Just weeks after finding that Canadians have no expectation of privacy in their online identities, Ontario’s Superior Court of Justice has ruled that posts on Facebook and other online social networks may be discoverable against their makers, according to the Star’s Tracey Tyler.
Plaintiff John Leduc claims that injuries sustained in a car accident in 2004 have lessened his enjoyment of life. The court found that Leduc may be cross-examined on the contents of his Facebook account where such contents are relevant to his claim — despite the fact that security settings on his account restricted access to his profile to only his close friends.

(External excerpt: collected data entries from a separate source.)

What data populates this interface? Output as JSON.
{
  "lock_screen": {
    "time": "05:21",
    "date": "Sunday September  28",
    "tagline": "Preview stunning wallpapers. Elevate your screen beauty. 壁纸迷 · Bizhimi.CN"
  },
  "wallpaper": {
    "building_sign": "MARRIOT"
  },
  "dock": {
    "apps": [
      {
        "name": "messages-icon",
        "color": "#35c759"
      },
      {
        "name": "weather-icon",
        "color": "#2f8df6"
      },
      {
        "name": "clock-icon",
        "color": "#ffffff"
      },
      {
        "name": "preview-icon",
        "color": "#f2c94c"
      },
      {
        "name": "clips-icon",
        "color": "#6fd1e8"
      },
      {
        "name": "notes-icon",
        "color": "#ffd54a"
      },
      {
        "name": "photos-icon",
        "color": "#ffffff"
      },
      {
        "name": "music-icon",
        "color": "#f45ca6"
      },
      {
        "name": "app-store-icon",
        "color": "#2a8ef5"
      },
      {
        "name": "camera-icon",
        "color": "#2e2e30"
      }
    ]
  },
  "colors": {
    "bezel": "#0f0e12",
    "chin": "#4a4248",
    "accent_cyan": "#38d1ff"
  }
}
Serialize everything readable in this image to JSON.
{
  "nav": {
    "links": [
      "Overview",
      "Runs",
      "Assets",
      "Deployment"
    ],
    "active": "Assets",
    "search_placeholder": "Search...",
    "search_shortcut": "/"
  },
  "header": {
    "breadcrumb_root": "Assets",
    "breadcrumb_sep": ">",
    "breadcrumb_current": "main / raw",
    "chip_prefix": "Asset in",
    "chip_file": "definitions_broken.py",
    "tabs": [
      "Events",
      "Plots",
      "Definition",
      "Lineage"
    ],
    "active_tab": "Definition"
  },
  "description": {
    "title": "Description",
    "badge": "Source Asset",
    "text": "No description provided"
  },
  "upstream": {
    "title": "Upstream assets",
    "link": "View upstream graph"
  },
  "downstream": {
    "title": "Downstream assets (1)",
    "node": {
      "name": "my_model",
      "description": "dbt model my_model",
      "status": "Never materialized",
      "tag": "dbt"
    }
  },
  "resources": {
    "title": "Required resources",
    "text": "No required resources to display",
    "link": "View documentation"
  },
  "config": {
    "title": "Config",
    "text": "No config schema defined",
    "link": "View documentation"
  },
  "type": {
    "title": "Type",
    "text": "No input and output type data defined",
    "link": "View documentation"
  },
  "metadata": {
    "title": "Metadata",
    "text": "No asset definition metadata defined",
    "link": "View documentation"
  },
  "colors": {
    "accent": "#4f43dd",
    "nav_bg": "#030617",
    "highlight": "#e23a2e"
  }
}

If Leduc’s Facebook account contained evidence of him
- exerting himself,
- stopping to smell roses,
- “seizing the day” in any fashion, or
- otherwise engaged in merriment,
such evidence might undermine his claim. Pictures of him sitting on the roof of his car watching the sun set over a northern lake, or snowboarding through thick powder with the caption “Go for it!” beneath him, would be especially damning.
The decision overturns a Superior Court case management master’s ruling that forcing Leduc to produce the contents of his Facebook account amounted to a “fishing expedition”, since there was nothing — except Leduc’s opposition to disclosure — to suggest that any compromising photos in fact existed. Leduc’s profile consisted only of his name and picture.